Некоторые предельно индивидуальные мотивы оказываются на поверку принципиальными для всего общества, даже если их связь носит чисто метафорический характер. Кобрин пересказывает неназванный (и нечитанный автором, так что это пересказ пересказа) немецкий роман: «...потом [Берлинская] Стена рухнула, отец умер (или сначала отец умер, а потом Стена рухнула, но здесь это неважно)». Эту цитату можно рассматривать как начальную точку краха модернистского проекта, о котором так часто пишет Кобрин. Смерть отца и разрушение Стены — это одно и то же событие — преодоление Эдипова комплекса через крах социализма, самого модернистского, ergo самого бесчеловечного проекта новоевропейской истории.
Как это работает, я вот только говорил — где-то там сдох Сталин, а у нас многозначительные взгляды, потные подмышки, разбушевавшиеся подростки, доносики, разговорчики в сортире. Над всем этим тяжко реет грустный Эрос, не принимавший ванну уже дня три.
Сталин и есть психоаналитический отец, его смерть освобождает и дарит хаотичную «свободу от», которую не так-то просто превратить в аполлоническую «свободу для». Умершего отца кладут в морозилку, и все притворяются, что он не гниет — сложно найти более удачное описание облика современной России. Дальше только капитализм, только шизофрения.
Как можно понять из вышеописанного, Кобрин экспериментирует с жанром — сам он называет свой метод post(non)fiction. Действительно, его эссеистика так активно вторгается в поле пост(нон)модернистской литературы, что в этом видится возможность какой-то особой, новой поэтики. Фикциональная, сюжетная словесность пока не способна преодолеть притяжение разложивших литературу гениев прошлого века, а нейтральный нон-фикшен не решает проблемы художественной словестности. Смешивая (надеюсь, последний раз за рецензию употребляю это слово) сильные стороны этих дискурсов, он делает интеллектуальное напряжение мощным и эстетически.

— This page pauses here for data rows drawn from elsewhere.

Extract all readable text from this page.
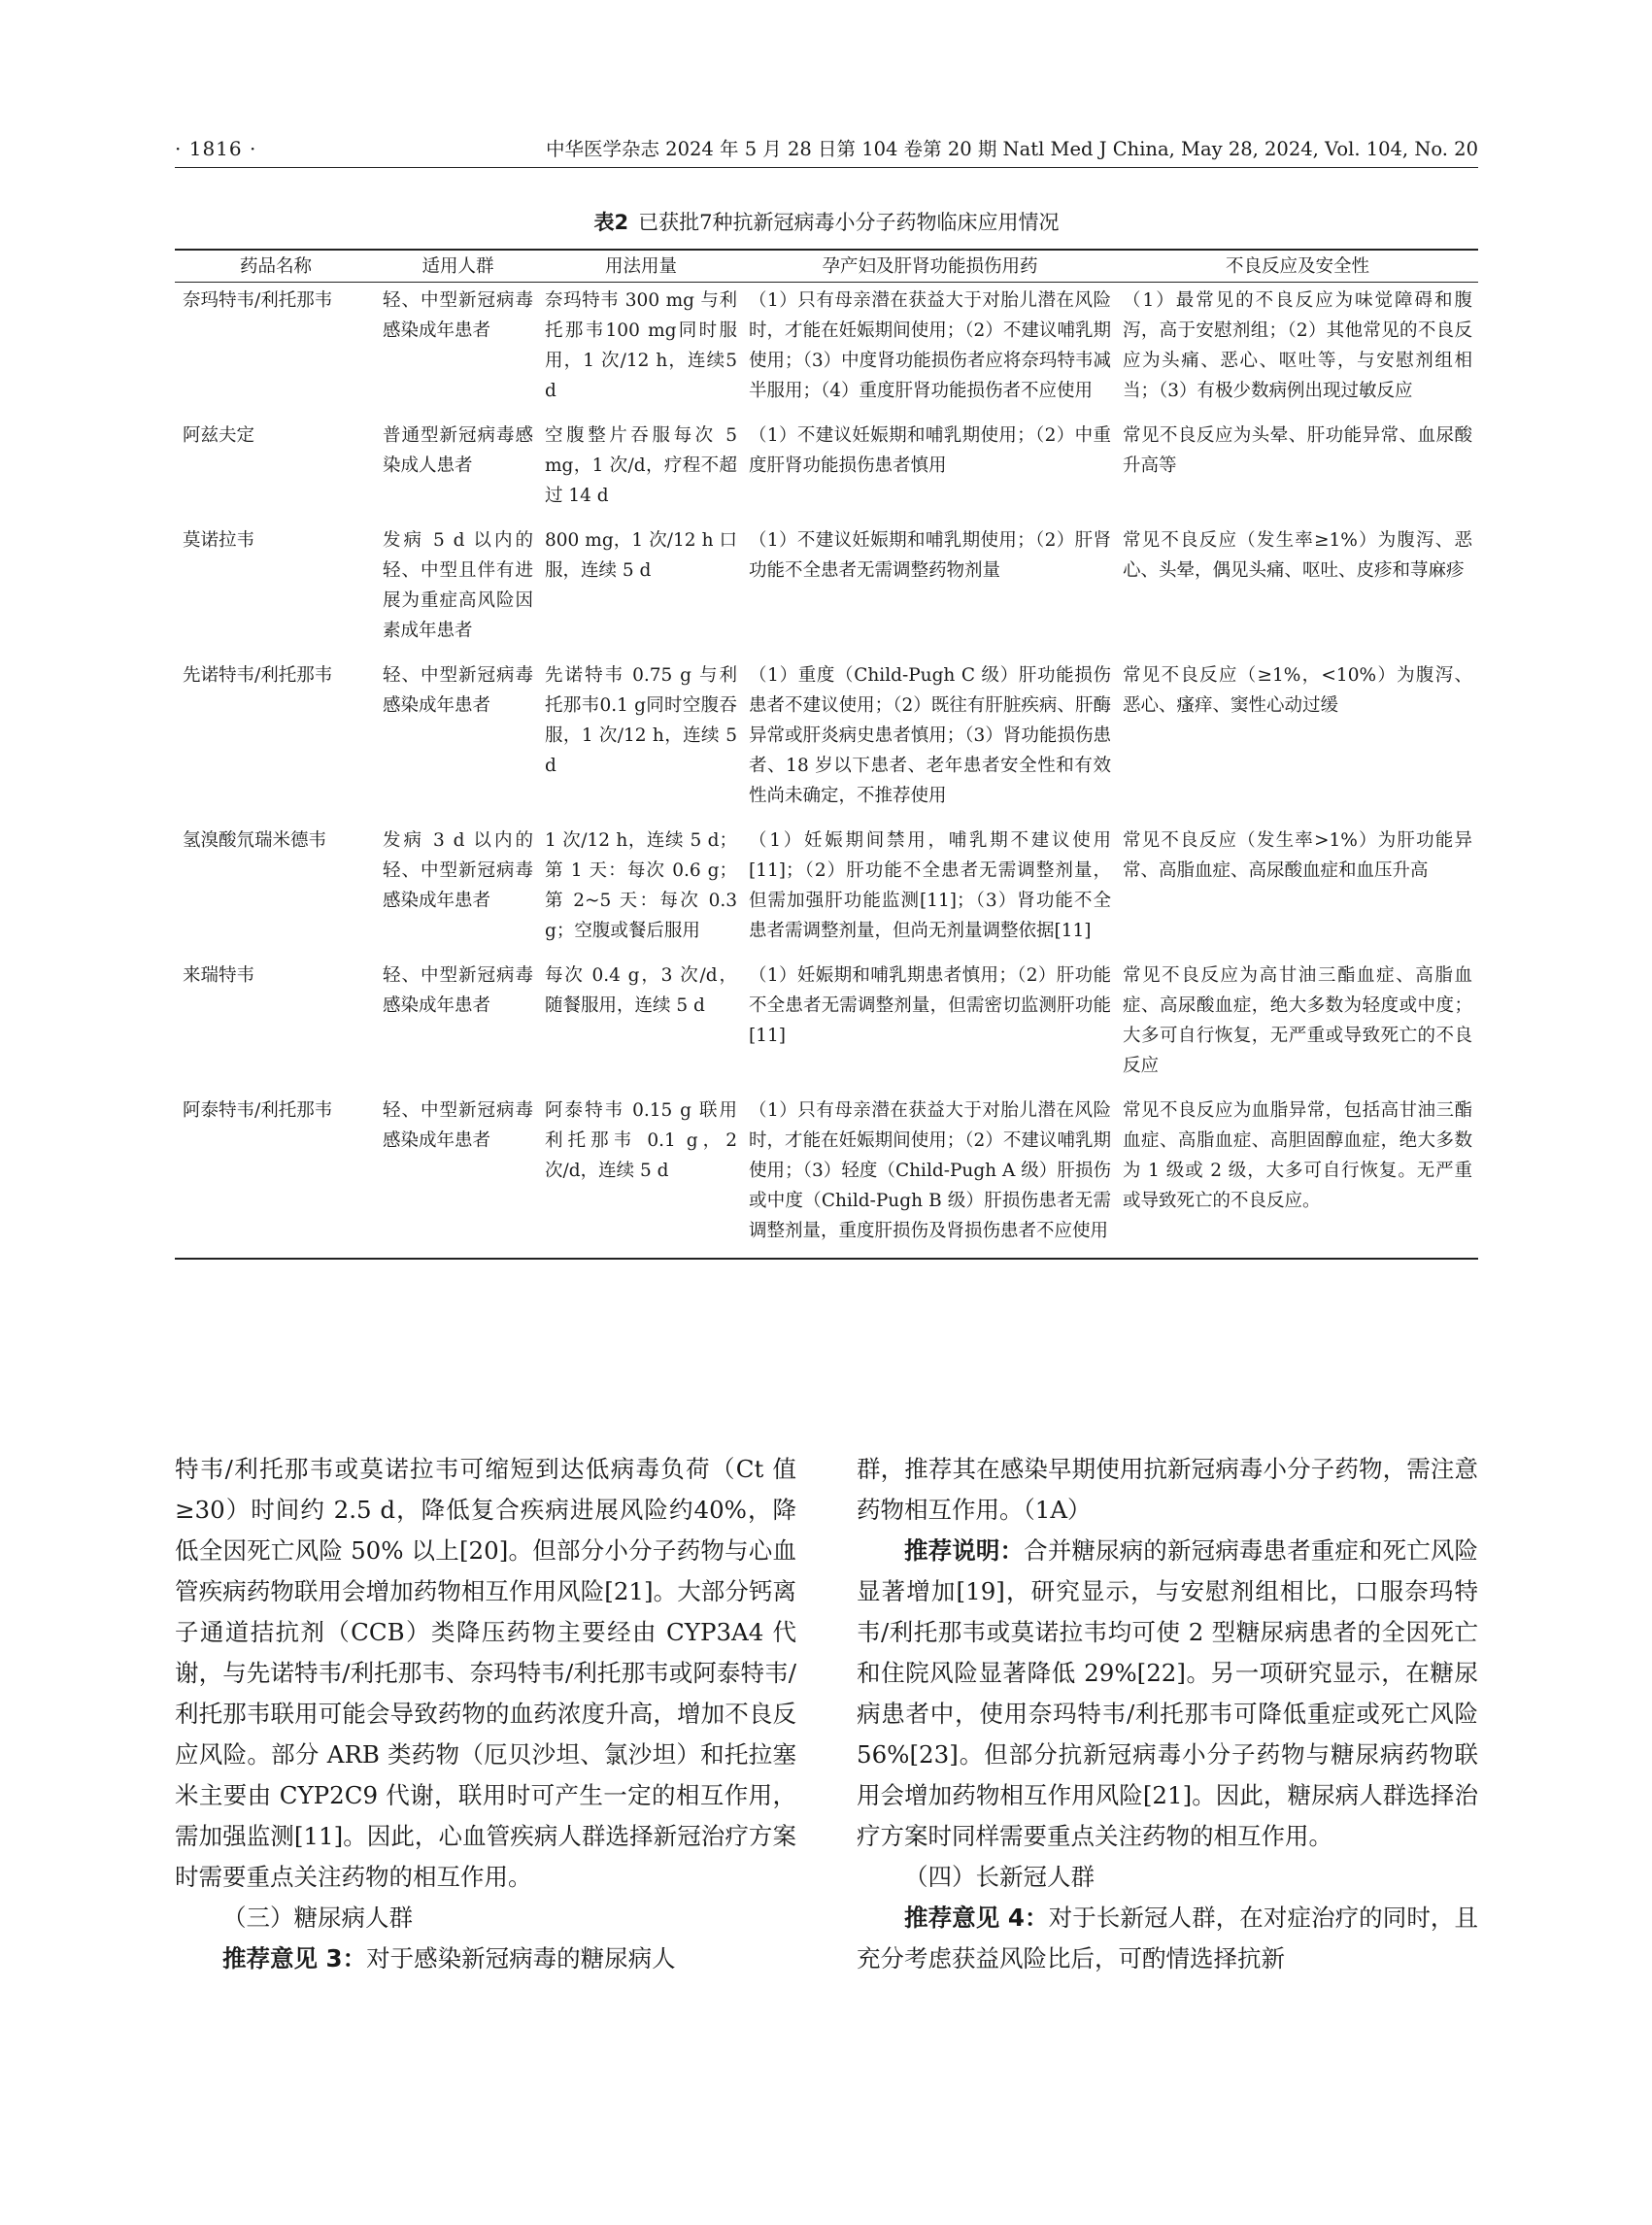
· 1816 ·	中华医学杂志 2024 年 5 月 28 日第 104 卷第 20 期 Natl Med J China, May 28, 2024, Vol. 104, No. 20
表2 已获批7种抗新冠病毒小分子药物临床应用情况
药品名称	适用人群	用法用量	孕产妇及肝肾功能损伤用药	不良反应及安全性
奈玛特韦/利托那韦	轻、中型新冠病毒感染成年患者	奈玛特韦 300 mg 与利托那韦100 mg同时服用，1 次/12 h，连续5 d	（1）只有母亲潜在获益大于对胎儿潜在风险时，才能在妊娠期间使用；（2）不建议哺乳期使用；（3）中度肾功能损伤者应将奈玛特韦减半服用；（4）重度肝肾功能损伤者不应使用	（1）最常见的不良反应为味觉障碍和腹泻，高于安慰剂组；（2）其他常见的不良反应为头痛、恶心、呕吐等，与安慰剂组相当；（3）有极少数病例出现过敏反应
阿兹夫定	普通型新冠病毒感染成人患者	空腹整片吞服每次 5 mg，1 次/d，疗程不超过 14 d	（1）不建议妊娠期和哺乳期使用；（2）中重度肝肾功能损伤患者慎用	常见不良反应为头晕、肝功能异常、血尿酸升高等
莫诺拉韦	发病 5 d 以内的轻、中型且伴有进展为重症高风险因素成年患者	800 mg，1 次/12 h 口服，连续 5 d	（1）不建议妊娠期和哺乳期使用；（2）肝肾功能不全患者无需调整药物剂量	常见不良反应（发生率≥1%）为腹泻、恶心、头晕，偶见头痛、呕吐、皮疹和荨麻疹
先诺特韦/利托那韦	轻、中型新冠病毒感染成年患者	先诺特韦 0.75 g 与利托那韦0.1 g同时空腹吞服，1 次/12 h，连续 5 d	（1）重度（Child-Pugh C 级）肝功能损伤患者不建议使用；（2）既往有肝脏疾病、肝酶异常或肝炎病史患者慎用；（3）肾功能损伤患者、18 岁以下患者、老年患者安全性和有效性尚未确定，不推荐使用	常见不良反应（≥1%，<10%）为腹泻、恶心、瘙痒、窦性心动过缓
氢溴酸氘瑞米德韦	发病 3 d 以内的轻、中型新冠病毒感染成年患者	1 次/12 h，连续 5 d；第 1 天：每次 0.6 g；第 2~5 天：每次 0.3 g；空腹或餐后服用	（1）妊娠期间禁用，哺乳期不建议使用[11]；（2）肝功能不全患者无需调整剂量，但需加强肝功能监测[11]；（3）肾功能不全患者需调整剂量，但尚无剂量调整依据[11]	常见不良反应（发生率>1%）为肝功能异常、高脂血症、高尿酸血症和血压升高
来瑞特韦	轻、中型新冠病毒感染成年患者	每次 0.4 g，3 次/d，随餐服用，连续 5 d	（1）妊娠期和哺乳期患者慎用；（2）肝功能不全患者无需调整剂量，但需密切监测肝功能[11]	常见不良反应为高甘油三酯血症、高脂血症、高尿酸血症，绝大多数为轻度或中度；大多可自行恢复，无严重或导致死亡的不良反应
阿泰特韦/利托那韦	轻、中型新冠病毒感染成年患者	阿泰特韦 0.15 g 联用利托那韦 0.1 g，2次/d，连续 5 d	（1）只有母亲潜在获益大于对胎儿潜在风险时，才能在妊娠期间使用；（2）不建议哺乳期使用；（3）轻度（Child-Pugh A 级）肝损伤或中度（Child-Pugh B 级）肝损伤患者无需调整剂量，重度肝损伤及肾损伤患者不应使用	常见不良反应为血脂异常，包括高甘油三酯血症、高脂血症、高胆固醇血症，绝大多数为 1 级或 2 级，大多可自行恢复。无严重或导致死亡的不良反应。

特韦/利托那韦或莫诺拉韦可缩短到达低病毒负荷（Ct 值≥30）时间约 2.5 d，降低复合疾病进展风险约40%，降低全因死亡风险 50% 以上[20]。但部分小分子药物与心血管疾病药物联用会增加药物相互作用风险[21]。大部分钙离子通道拮抗剂（CCB）类降压药物主要经由 CYP3A4 代谢，与先诺特韦/利托那韦、奈玛特韦/利托那韦或阿泰特韦/利托那韦联用可能会导致药物的血药浓度升高，增加不良反应风险。部分 ARB 类药物（厄贝沙坦、氯沙坦）和托拉塞米主要由 CYP2C9 代谢，联用时可产生一定的相互作用，需加强监测[11]。因此，心血管疾病人群选择新冠治疗方案时需要重点关注药物的相互作用。

（三）糖尿病人群

推荐意见 3：对于感染新冠病毒的糖尿病人

群，推荐其在感染早期使用抗新冠病毒小分子药物，需注意药物相互作用。（1A）

推荐说明：合并糖尿病的新冠病毒患者重症和死亡风险显著增加[19]，研究显示，与安慰剂组相比，口服奈玛特韦/利托那韦或莫诺拉韦均可使 2 型糖尿病患者的全因死亡和住院风险显著降低 29%[22]。另一项研究显示，在糖尿病患者中，使用奈玛特韦/利托那韦可降低重症或死亡风险 56%[23]。但部分抗新冠病毒小分子药物与糖尿病药物联用会增加药物相互作用风险[21]。因此，糖尿病人群选择治疗方案时同样需要重点关注药物的相互作用。

（四）长新冠人群

推荐意见 4：对于长新冠人群，在对症治疗的同时，且充分考虑获益风险比后，可酌情选择抗新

Абсолютной новизны в этом, конечно, нет: расширяя понятие художественного, можно найти множество подобных текстов, это принципиальный вектор интеллектуальной литературы — от Вяземского и Розанова к Лидии Гинзбург, от Эккермана и Кузмина к поэтическому дневнику Андрея Родионова, от плутарховых житий и романов Тынянова к нынешнему буму биографической литературы.

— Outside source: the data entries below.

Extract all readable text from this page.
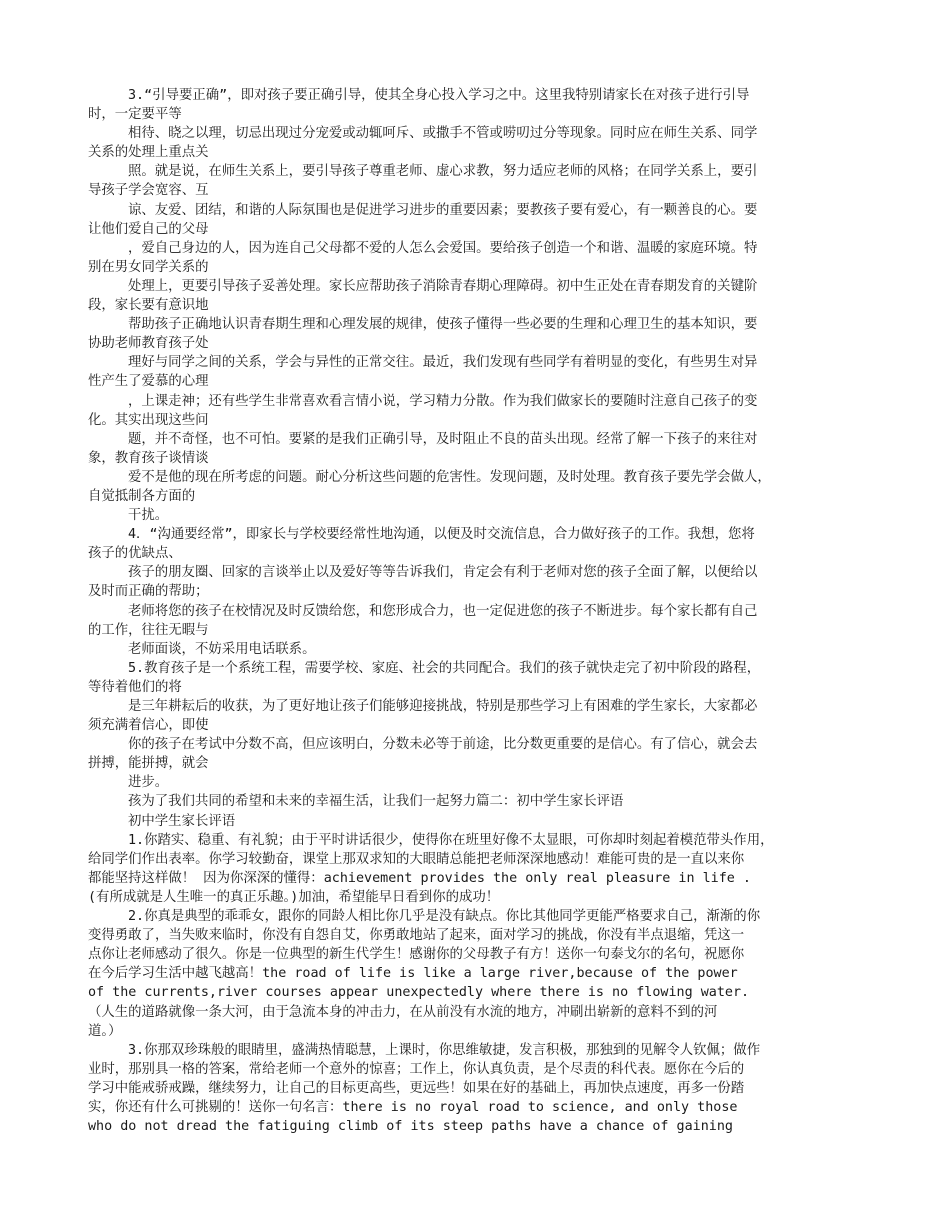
3.“引导要正确”，即对孩子要正确引导，使其全身心投入学习之中。这里我特别请家长在对孩子进行引导
时，一定要平等
相待、晓之以理，切忌出现过分宠爱或动辄呵斥、或撒手不管或唠叨过分等现象。同时应在师生关系、同学
关系的处理上重点关
照。就是说，在师生关系上，要引导孩子尊重老师、虚心求教，努力适应老师的风格；在同学关系上，要引
导孩子学会宽容、互
谅、友爱、团结，和谐的人际氛围也是促进学习进步的重要因素；要教孩子要有爱心，有一颗善良的心。要
让他们爱自己的父母
，爱自己身边的人，因为连自己父母都不爱的人怎么会爱国。要给孩子创造一个和谐、温暖的家庭环境。特
别在男女同学关系的
处理上，更要引导孩子妥善处理。家长应帮助孩子消除青春期心理障碍。初中生正处在青春期发育的关键阶
段，家长要有意识地
帮助孩子正确地认识青春期生理和心理发展的规律，使孩子懂得一些必要的生理和心理卫生的基本知识，要
协助老师教育孩子处
理好与同学之间的关系，学会与异性的正常交往。最近，我们发现有些同学有着明显的变化，有些男生对异
性产生了爱慕的心理
，上课走神；还有些学生非常喜欢看言情小说，学习精力分散。作为我们做家长的要随时注意自己孩子的变
化。其实出现这些问
题，并不奇怪，也不可怕。要紧的是我们正确引导，及时阻止不良的苗头出现。经常了解一下孩子的来往对
象，教育孩子谈情谈
爱不是他的现在所考虑的问题。耐心分析这些问题的危害性。发现问题，及时处理。教育孩子要先学会做人，
自觉抵制各方面的
干扰。
4．“沟通要经常”，即家长与学校要经常性地沟通，以便及时交流信息，合力做好孩子的工作。我想，您将
孩子的优缺点、
孩子的朋友圈、回家的言谈举止以及爱好等等告诉我们，肯定会有利于老师对您的孩子全面了解，以便给以
及时而正确的帮助；
老师将您的孩子在校情况及时反馈给您，和您形成合力，也一定促进您的孩子不断进步。每个家长都有自己
的工作，往往无暇与
老师面谈，不妨采用电话联系。
5.教育孩子是一个系统工程，需要学校、家庭、社会的共同配合。我们的孩子就快走完了初中阶段的路程，
等待着他们的将
是三年耕耘后的收获，为了更好地让孩子们能够迎接挑战，特别是那些学习上有困难的学生家长，大家都必
须充满着信心，即使
你的孩子在考试中分数不高，但应该明白，分数未必等于前途，比分数更重要的是信心。有了信心，就会去
拼搏，能拼搏，就会
进步。
孩为了我们共同的希望和未来的幸福生活，让我们一起努力篇二：初中学生家长评语
初中学生家长评语
1.你踏实、稳重、有礼貌；由于平时讲话很少，使得你在班里好像不太显眼，可你却时刻起着模范带头作用，
给同学们作出表率。你学习较勤奋，课堂上那双求知的大眼睛总能把老师深深地感动！难能可贵的是一直以来你
都能坚持这样做！ 因为你深深的懂得：achievement provides the only real pleasure in life .
(有所成就是人生唯一的真正乐趣。)加油，希望能早日看到你的成功！
2.你真是典型的乖乖女，跟你的同龄人相比你几乎是没有缺点。你比其他同学更能严格要求自己，渐渐的你
变得勇敢了，当失败来临时，你没有自怨自艾，你勇敢地站了起来，面对学习的挑战，你没有半点退缩，凭这一
点你让老师感动了很久。你是一位典型的新生代学生！感谢你的父母教子有方！送你一句泰戈尔的名句，祝愿你
在今后学习生活中越飞越高！the road of life is like a large river,because of the power
of the currents,river courses appear unexpectedly where there is no flowing water.
（人生的道路就像一条大河，由于急流本身的冲击力，在从前没有水流的地方，冲刷出崭新的意料不到的河
道。）
3.你那双珍珠般的眼睛里，盛满热情聪慧，上课时，你思维敏捷，发言积极，那独到的见解令人钦佩；做作
业时，那别具一格的答案，常给老师一个意外的惊喜；工作上，你认真负责，是个尽责的科代表。愿你在今后的
学习中能戒骄戒躁，继续努力，让自己的目标更高些，更远些！如果在好的基础上，再加快点速度，再多一份踏
实，你还有什么可挑剔的！送你一句名言：there is no royal road to science, and only those
who do not dread the fatiguing climb of its steep paths have a chance of gaining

Но для Кобрина эта художественная интерпретация нон-фикшена давно служит предметом непосредственной рефлексии. У него есть и привычная эссеистика в книге о Шерлоке Холмсе, и автобиографические заметки о песне Нила Янга, и целые тома политической колумнистики, и опыт философского комментария в двухтомнике Александра Пятигорского. Писал он и традиционные научные работы о средневековом валлийском эпосе, и даже обычные художественные тексты (в сборнике рассказов «Мир приключений»). Постепенное расшатывание собственного метода, последовательное движение к давно осознанному, но до сей поры невоплощенному post(non)fiction наконец оформилось в манифестарное высказывание, поток сознания, невозможный одновременно без истории «Большой» и истории частной.

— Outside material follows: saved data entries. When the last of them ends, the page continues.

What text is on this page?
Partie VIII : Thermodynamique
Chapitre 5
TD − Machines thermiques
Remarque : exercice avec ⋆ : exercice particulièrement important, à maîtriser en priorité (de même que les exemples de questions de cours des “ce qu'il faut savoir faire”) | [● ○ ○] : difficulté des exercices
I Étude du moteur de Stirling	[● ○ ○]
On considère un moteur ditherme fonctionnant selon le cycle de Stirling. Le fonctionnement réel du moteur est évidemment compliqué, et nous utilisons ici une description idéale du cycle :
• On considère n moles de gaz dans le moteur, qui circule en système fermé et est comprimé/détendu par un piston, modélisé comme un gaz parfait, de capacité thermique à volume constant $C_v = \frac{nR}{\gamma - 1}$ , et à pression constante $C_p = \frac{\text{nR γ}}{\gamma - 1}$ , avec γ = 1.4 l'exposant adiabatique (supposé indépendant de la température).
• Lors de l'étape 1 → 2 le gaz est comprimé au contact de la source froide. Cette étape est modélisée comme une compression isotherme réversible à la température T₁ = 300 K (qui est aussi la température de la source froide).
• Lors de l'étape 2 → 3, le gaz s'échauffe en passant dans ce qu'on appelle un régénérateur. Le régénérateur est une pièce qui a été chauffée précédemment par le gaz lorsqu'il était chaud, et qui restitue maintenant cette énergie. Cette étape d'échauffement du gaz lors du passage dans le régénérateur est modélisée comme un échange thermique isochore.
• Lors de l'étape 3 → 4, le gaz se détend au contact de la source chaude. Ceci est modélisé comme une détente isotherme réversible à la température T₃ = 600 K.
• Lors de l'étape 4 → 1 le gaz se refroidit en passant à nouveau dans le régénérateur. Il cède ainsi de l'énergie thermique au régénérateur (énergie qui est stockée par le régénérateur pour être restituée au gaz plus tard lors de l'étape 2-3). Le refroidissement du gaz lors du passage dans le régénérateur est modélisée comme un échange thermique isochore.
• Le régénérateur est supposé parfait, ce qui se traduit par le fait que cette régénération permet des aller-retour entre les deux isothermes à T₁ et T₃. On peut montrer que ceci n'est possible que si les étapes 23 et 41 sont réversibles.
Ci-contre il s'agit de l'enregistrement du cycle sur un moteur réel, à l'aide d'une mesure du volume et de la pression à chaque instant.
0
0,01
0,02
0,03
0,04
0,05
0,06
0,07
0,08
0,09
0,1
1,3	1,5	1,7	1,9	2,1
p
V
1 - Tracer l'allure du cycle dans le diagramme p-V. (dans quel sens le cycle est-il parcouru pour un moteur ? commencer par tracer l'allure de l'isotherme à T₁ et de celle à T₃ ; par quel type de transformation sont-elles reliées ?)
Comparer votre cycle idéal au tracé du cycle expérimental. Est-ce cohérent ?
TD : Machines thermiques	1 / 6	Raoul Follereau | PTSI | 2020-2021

В этой книге Кирилла Кобрина стальная дихотомия личного и коллективного смягчается и граница между ними начинает мерцать, пропуская туда и обратно. Слово «история» раздваивается: глобальная, нависающая history уступает место для локальной story. Претекст книги — личное письмо, почти полностью приводимое автором, и это включает фрагменты индивидуальной речи в общественное литературное пространство. Я дописываю этот текст в Петербурге, тридцатого сентября в три часа дня, слегка проголодавшись, и думаю, что нужно уметь не только просыпаться от кошмара истории, но и засыпать в него обратно.